Satu hari satu malam saja begitu sulit bagi Zalina untuk bertahan di rumah sakit, apa kabar jika ia terkurung selama dua minggu? Zalina rasa ia tidak akan mampu bertahan di hari ketiga nanti. Rafael sebenarnya tidak tega memaksa Zalina untuk tetap tinggal di rumah sakit namun ia khawatir Zalina akan kelelahan dan Rafael tidak ingin ada hal buruk yang terjadi. Tapi melihat ekspresi Zalina yang seakan menganggap rumah sakit bagaikan penjara membuat Rafael mengalah.

"Baiklah...kamu bisa pulang saat dokter mengatakan bahwa kamu cukup kuat untuk neristirahat dari rumah"

"Benarkah? Kamu tidak bercanda kan? Aku boleh pulang?" Zalina terlihat sangat senang mau tidak mau itu menerbitkan senyum di wajah Rafael. Rafael yang gemas dengan Zalina pun mengelus kepala Zalina.

"Iya...tapi ada syaratnya"

"Apa?"

"Istirahat di apartement, jangan pergi ke restoran cukup pantau dari apart, dan kamu akan berada di bawah pengawasanku paham?" Meski agak berat ketika tidak diperbolehkan untuk mengecek restoran secara langsung tapi tidak mengapa asal Zalina bisa bebas dari rumah sakit dan dia menyetujuinya.

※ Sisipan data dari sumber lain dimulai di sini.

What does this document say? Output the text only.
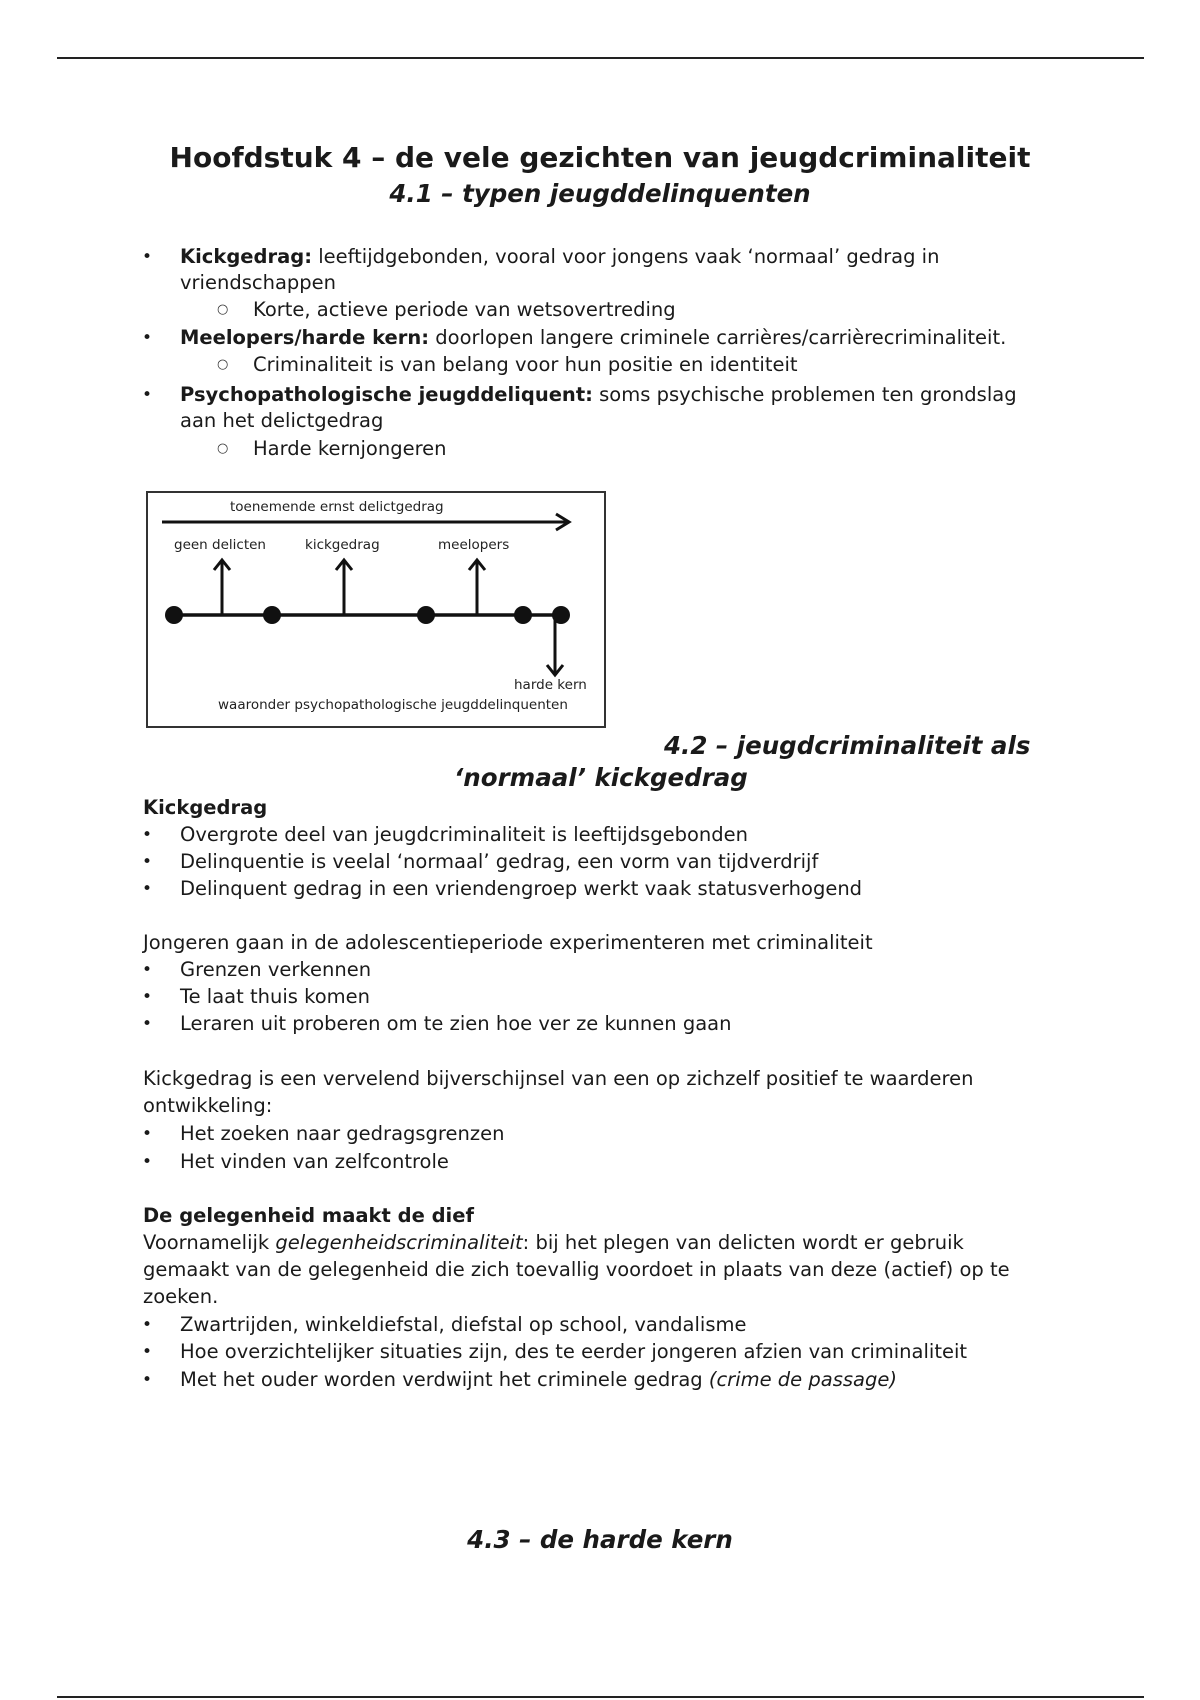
Hoofdstuk 4 – de vele gezichten van jeugdcriminaliteit
4.1 – typen jeugddelinquenten
• Kickgedrag: leeftijdgebonden, vooral voor jongens vaak ‘normaal’ gedrag in
vriendschappen
○ Korte, actieve periode van wetsovertreding
• Meelopers/harde kern: doorlopen langere criminele carrières/carrièrecriminaliteit.
○ Criminaliteit is van belang voor hun positie en identiteit
• Psychopathologische jeugddeliquent: soms psychische problemen ten grondslag
aan het delictgedrag
○ Harde kernjongeren
toenemende ernst delictgedrag
geen delicten	kickgedrag	meelopers
harde kern
waaronder psychopathologische jeugddelinquenten
4.2 – jeugdcriminaliteit als
‘normaal’ kickgedrag
Kickgedrag
• Overgrote deel van jeugdcriminaliteit is leeftijdsgebonden
• Delinquentie is veelal ‘normaal’ gedrag, een vorm van tijdverdrijf
• Delinquent gedrag in een vriendengroep werkt vaak statusverhogend
Jongeren gaan in de adolescentieperiode experimenteren met criminaliteit
• Grenzen verkennen
• Te laat thuis komen
• Leraren uit proberen om te zien hoe ver ze kunnen gaan
Kickgedrag is een vervelend bijverschijnsel van een op zichzelf positief te waarderen
ontwikkeling:
• Het zoeken naar gedragsgrenzen
• Het vinden van zelfcontrole
De gelegenheid maakt de dief
Voornamelijk gelegenheidscriminaliteit: bij het plegen van delicten wordt er gebruik
gemaakt van de gelegenheid die zich toevallig voordoet in plaats van deze (actief) op te
zoeken.
• Zwartrijden, winkeldiefstal, diefstal op school, vandalisme
• Hoe overzichtelijker situaties zijn, des te eerder jongeren afzien van criminaliteit
• Met het ouder worden verdwijnt het criminele gedrag (crime de passage)
4.3 – de harde kern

"Good girl" Rafael mengelus kepala Zalina lalu ia menuju sofa mengerjakan pekerjaan kantornya yang sempat tertunda

'Berhenti melakukan itu! Perlakuanmu membuat jantungkua berdebar!' Rutuk Zalina dalam hati

Dan benar saja beberapa jam kemudian dokter dan suster mengunjungi Zalina. Zalina dengan antusias bertanya kapan tepatnya ia bisa pulang, dokter Xavier tertawa melihat reaksi Zalina yang terlihat tidak betah berada di rumah sakit lebih lama.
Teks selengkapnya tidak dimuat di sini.